Bartov will discuss "The Never Again Syndrome: Uses and Misuses of Holocaust Memory in Contemporary Global Politics" in a lecture that will raise some fundamental questions regarding the use and abuse of the Holocaust as a historical event, a traumatic memory, and a warning to future generations.
It will discuss questions such as: Was the Holocaust unique, and if so, what can we learn from it? Was the pledge to prevent genocide from happening again kept, and if not, why? Can the mass murder of the Jews serve as a guide to the nations of the world, and in what ways? If the Holocaust was the clearest justification for the need to create a Jewish state, what role has it played in Israel's history for the last seven decades?

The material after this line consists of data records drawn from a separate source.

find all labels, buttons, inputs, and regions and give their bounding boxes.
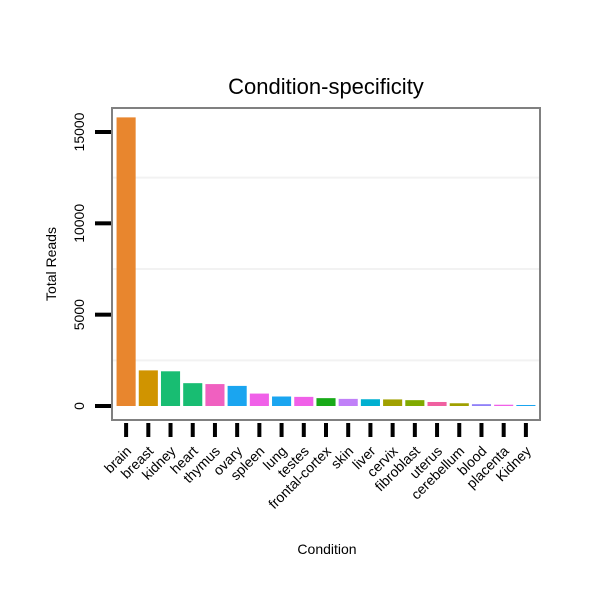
bar-lung: [272, 396, 292, 406]
bar-blood: [471, 404, 492, 406]
bar-frontal-cortex: [316, 398, 336, 406]
bar-heart: [183, 383, 203, 406]
bar-ovary: [227, 385, 247, 406]
bar-fibroblast: [405, 400, 425, 406]
bar-brain: [116, 117, 136, 407]
x-axis: brainbreastkidneyheartthymusovaryspleenl…: [101, 423, 534, 512]
bar-cerebellum: [449, 403, 469, 406]
bar-kidney: [160, 371, 181, 406]
y-axis-label: Total Reads: [43, 227, 59, 301]
bar-breast: [138, 370, 158, 406]
bar-thymus: [205, 384, 225, 406]
x-axis-label: Condition: [297, 541, 356, 557]
bar-uterus: [427, 401, 447, 406]
y-tick-label-15000: 15000: [71, 112, 87, 151]
bar-placenta: [494, 404, 514, 406]
bar-cervix: [383, 399, 403, 406]
gridlines: [113, 176, 539, 362]
y-tick-label-5000: 5000: [71, 299, 87, 330]
bars: [116, 117, 536, 407]
y-tick-label-0: 0: [71, 402, 87, 410]
bar-spleen: [249, 393, 269, 406]
chart-title: Condition-specificity: [228, 74, 424, 99]
y-tick-label-10000: 10000: [71, 204, 87, 243]
bar-testes: [294, 396, 314, 406]
bar-liver: [360, 399, 380, 406]
bar-skin: [338, 398, 358, 406]
plot-frame: [111, 107, 541, 421]
y-axis: 0 5000 10000 15000: [71, 112, 111, 410]
bar-kidney: [516, 404, 536, 406]
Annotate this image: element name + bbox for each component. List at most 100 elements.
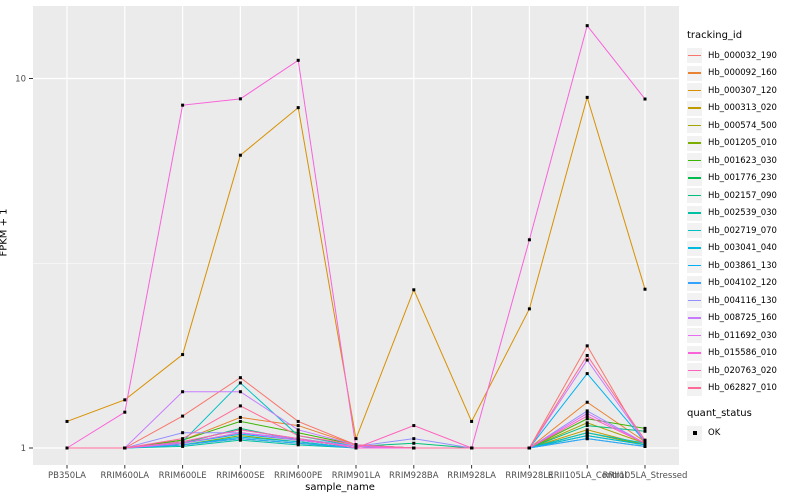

Born in Israel and educated at Tel Aviv University and St. Antony's College, Oxford, Bartov’s early research concerned war crimes in World War II and the links between war and genocide. He has also written on representations of antisemitism in twentieth-century cinema.
More recently, he has focused on interethnic relations, violence, and population displacement in Europe and Palestine. His latest books include "Anatomy of a Genocide: The Life and Death of a Town Called Buczacz" (2018), "Tales from the Borderlands: Making and Unmaking the Galician Past" (2022), and "Genocide, The Holocaust and Israel-Palestine: First-Person History in Times of Crisis" (2023).
Bartov is currently writing a book tentatively titled “The Broken Promise: A Personal-Political History of Israel and Palestine,” which is dedicated to investigating the first generation of Jews and Palestinians in Israel, a generation to which he also belongs. His novel, "The Butterfly and the Axe," was published in 2023 in the United States and Israel.